Nunca! Agora mais do que tudo, é preciso poesia, é preciso encontrar o pedaço de nós que resiste às nossas piores atrocidades.
A poesia subsiste, não o mal (seja lá o que for).
Esse agora é apenas cinza e terra, para uma flor despontar.



4 Comments:

Blogger Pedro said...

Eu posso não escrever poesia, mas quero estar sempre aqui para dizer "não!", como tu dizes. Não à teia do passado que apanha o presente e o deixa a apodrecer à espera que chegue a aranha. É preciso libertá-lo, fazer dele a mais bela borboleta desta nossa "nova primavera". E quanto à poesia? Aí deixo dois pequenos excertos, "na mais respeitosa citação", escritos em Portugal, relacionados com isto mesmo, e posteriores a Auschwitz:

"Mas há sempre uma candeia
dentro da própria desgraça
há sempre alguém que semeia
canções no vento que passa.

Mesmo na noite mais triste
em tempo de servidão
há sempre alguém que resiste
há sempre alguém que diz não."

Manuel Alegre - Trova do vento que passa


"Eles não sabem, nem sonham,
que o sonho comanda a vida.
Que sempre que um homem sonha
o mundo pula e avança
como bola colorida
entre a mãos de uma criança."

António Gedeão - Pedra Filosofal


Dixi. :P
Um abraço
Pedro

10:19 da tarde  
Blogger Andreia said...

gostei

7:32 da tarde  
Blogger Elsa Gonçalves said...

Olá Atalaia
eu sei, eu sei ... fora de prazo, como o iogurte!!
ler-te é quase como ouvir-te e ver-te.
sorte a minha que possuo esse maravilhoso valor acrescentado.
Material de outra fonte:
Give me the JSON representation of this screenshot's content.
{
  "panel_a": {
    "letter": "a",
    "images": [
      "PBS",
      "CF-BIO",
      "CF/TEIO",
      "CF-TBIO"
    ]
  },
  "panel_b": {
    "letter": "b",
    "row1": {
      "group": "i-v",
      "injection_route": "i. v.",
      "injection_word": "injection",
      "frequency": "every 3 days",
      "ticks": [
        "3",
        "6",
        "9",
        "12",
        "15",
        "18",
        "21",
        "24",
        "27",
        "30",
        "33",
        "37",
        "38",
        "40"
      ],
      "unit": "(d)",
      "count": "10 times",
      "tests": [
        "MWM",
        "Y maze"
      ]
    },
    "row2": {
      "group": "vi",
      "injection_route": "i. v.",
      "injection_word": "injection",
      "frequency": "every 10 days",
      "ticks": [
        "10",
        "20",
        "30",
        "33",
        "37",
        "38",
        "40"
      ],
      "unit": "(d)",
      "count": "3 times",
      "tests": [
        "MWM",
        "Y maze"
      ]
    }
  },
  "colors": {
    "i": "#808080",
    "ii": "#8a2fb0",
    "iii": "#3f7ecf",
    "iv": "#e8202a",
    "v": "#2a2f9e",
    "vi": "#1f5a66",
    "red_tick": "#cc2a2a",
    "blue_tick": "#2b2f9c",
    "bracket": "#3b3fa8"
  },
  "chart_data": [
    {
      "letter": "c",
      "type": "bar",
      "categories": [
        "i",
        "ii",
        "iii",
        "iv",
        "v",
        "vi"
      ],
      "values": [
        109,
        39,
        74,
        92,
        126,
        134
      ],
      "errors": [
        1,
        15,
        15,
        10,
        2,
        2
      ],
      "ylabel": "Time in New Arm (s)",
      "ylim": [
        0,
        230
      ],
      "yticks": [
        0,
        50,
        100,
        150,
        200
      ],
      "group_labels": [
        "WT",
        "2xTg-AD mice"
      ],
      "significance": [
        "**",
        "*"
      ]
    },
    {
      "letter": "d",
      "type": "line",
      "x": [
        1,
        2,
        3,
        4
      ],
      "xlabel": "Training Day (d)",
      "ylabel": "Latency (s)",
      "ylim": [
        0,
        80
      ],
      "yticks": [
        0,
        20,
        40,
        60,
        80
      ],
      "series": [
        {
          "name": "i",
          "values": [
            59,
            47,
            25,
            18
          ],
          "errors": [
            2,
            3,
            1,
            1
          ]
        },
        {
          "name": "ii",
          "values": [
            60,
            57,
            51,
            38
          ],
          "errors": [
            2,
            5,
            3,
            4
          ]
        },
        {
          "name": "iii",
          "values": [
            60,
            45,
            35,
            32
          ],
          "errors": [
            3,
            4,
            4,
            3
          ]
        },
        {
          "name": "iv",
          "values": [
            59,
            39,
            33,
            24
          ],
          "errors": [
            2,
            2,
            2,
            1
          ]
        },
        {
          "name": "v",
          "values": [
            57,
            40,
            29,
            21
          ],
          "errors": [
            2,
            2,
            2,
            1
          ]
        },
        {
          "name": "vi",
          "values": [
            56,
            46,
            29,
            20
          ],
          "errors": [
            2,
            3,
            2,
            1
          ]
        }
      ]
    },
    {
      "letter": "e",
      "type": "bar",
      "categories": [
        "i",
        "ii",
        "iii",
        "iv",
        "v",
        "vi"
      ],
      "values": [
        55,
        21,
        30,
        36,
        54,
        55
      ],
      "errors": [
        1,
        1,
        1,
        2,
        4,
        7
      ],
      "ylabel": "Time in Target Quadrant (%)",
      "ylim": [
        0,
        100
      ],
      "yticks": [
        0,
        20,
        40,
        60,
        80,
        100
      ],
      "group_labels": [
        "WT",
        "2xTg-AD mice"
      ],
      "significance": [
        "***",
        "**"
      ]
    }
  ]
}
o silêncio pode também ser uma resposta (juridicamente é qualificado).

nem sempre as palavras nos libertam, às vezes podem aprisionar-nos, talvez por isso as deixe meio soltas, à espera da melhor bolina, ou de melhores ventos.
Mas hoje tinha que te vir dizer olá.
Bj
maria

12:28 da manhã  
Anonymous Anónimo said...

Este comentário foi removido por um gestor do blogue.